Linker trouble again. For me it’s always the linker, never the compiler. In the context of something or other (haven’t investigated details yet, I hope I can fix this without anything as laborious), this comes up:
"cputype (18, architecture ppc) does not match cputype (7) for specified -arch flag"
OK, a bit of context: I’m trying to build a universal binary by invoking a
setup.py script. I think the problem is that in the process some lib is linked in, and because I’m building a fat binary, the lib is expected to be fat, too, but isn’t. Now, it’s not that I
want to build a universal binary. I’m not making a binary package that should be fit for redistribution, I just want this for myself. Hence, I could do with a PPC only build, but where can I specify this?

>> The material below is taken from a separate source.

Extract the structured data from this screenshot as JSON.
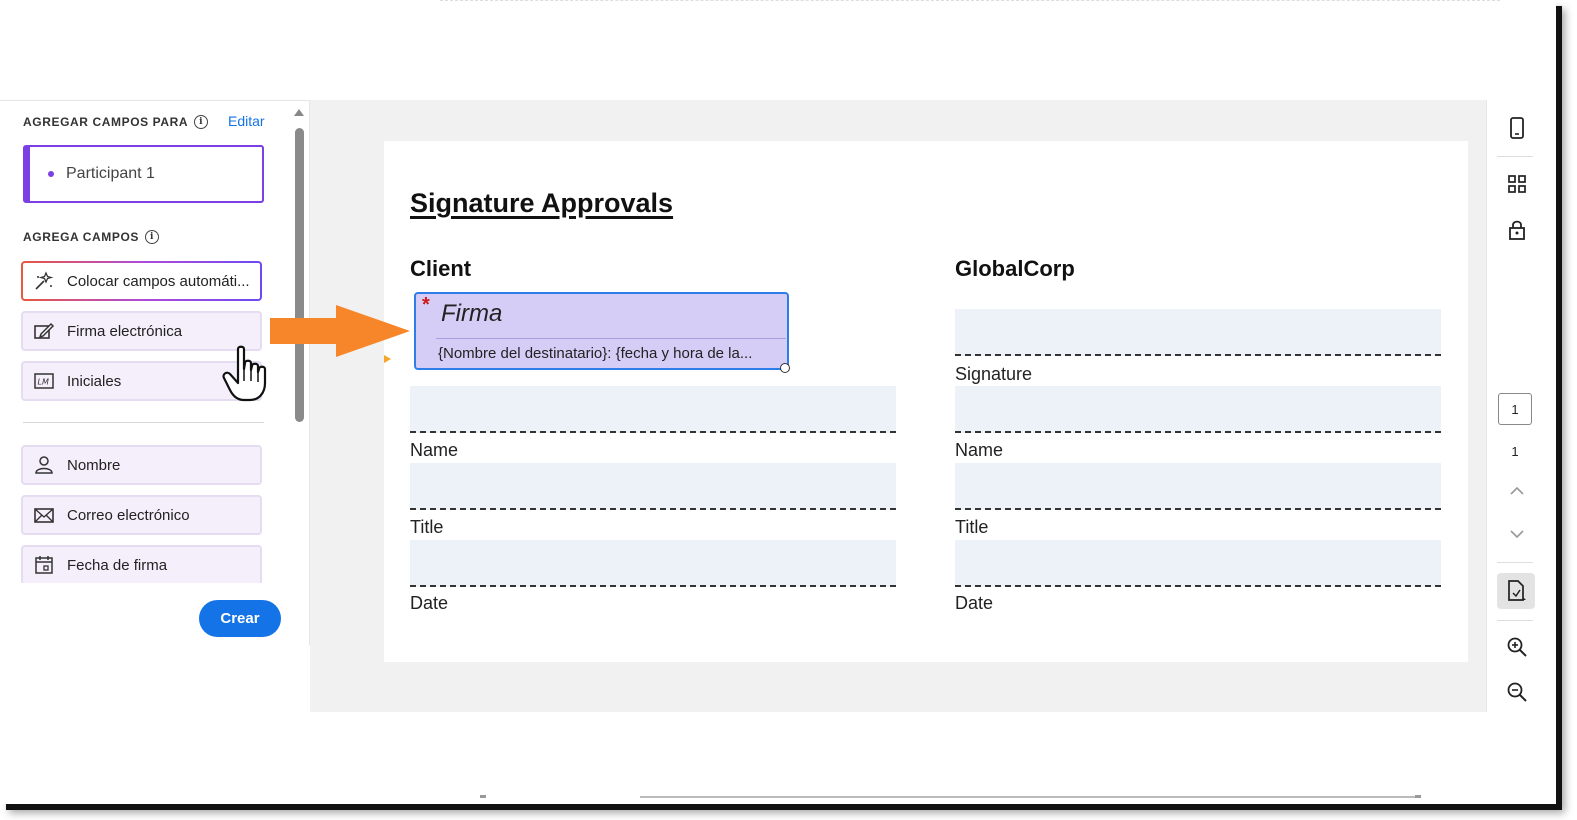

Grepping for “arch” or “i386” yields nothing. I’ve always thought that kilometre-long
Makefiles are evil, but setuptools or ez_install or whatever it’s called isn’t quite the Egg of Columbus either. It’s supposed to be as easy as invoking the setup script first with the parameter ‘
build’, then ‘
install’, but when that doesn’t work, I just have no clue what’s what and where to find stuff.
However, in this
ancient discussion from some mailing list, I’ve found a nifty clue:
from distutils.sysconfig import get_config_vars
print get_config_vars('CC', 'LDSHARED')
import os
print os.environ.get('LDFLAGS')
AHA, so this, then, is the kernel of the brute! The latter invocation gives me nothing, but the former turns up
['gcc', 'gcc -arch i386 -arch ppc …
']
Now, how do I temporarily get rid of the i386 flag so I can build my PPC-only binary? Where does the configuration information come from? The
documentation of distutils’s sysconfig module has the answer:
>>> from distutils.sysconfig import get_makefile_filename
>>> get_makefile_filename()
'/Library/Frameworks ... python2.4/config/Makefile'
So there
is a
Makefile involved, after all; you just have to know where to look. In there, I temporarily removed the i386 flag from
BASECFLAGS and
LDFLAGS, and the build went without a problem.
So, there’s one way to deal with the above-mentioned error message, hereby made public to be indexed by seach engines for posterity. And we’ve learned something about setuptools as well; life is good.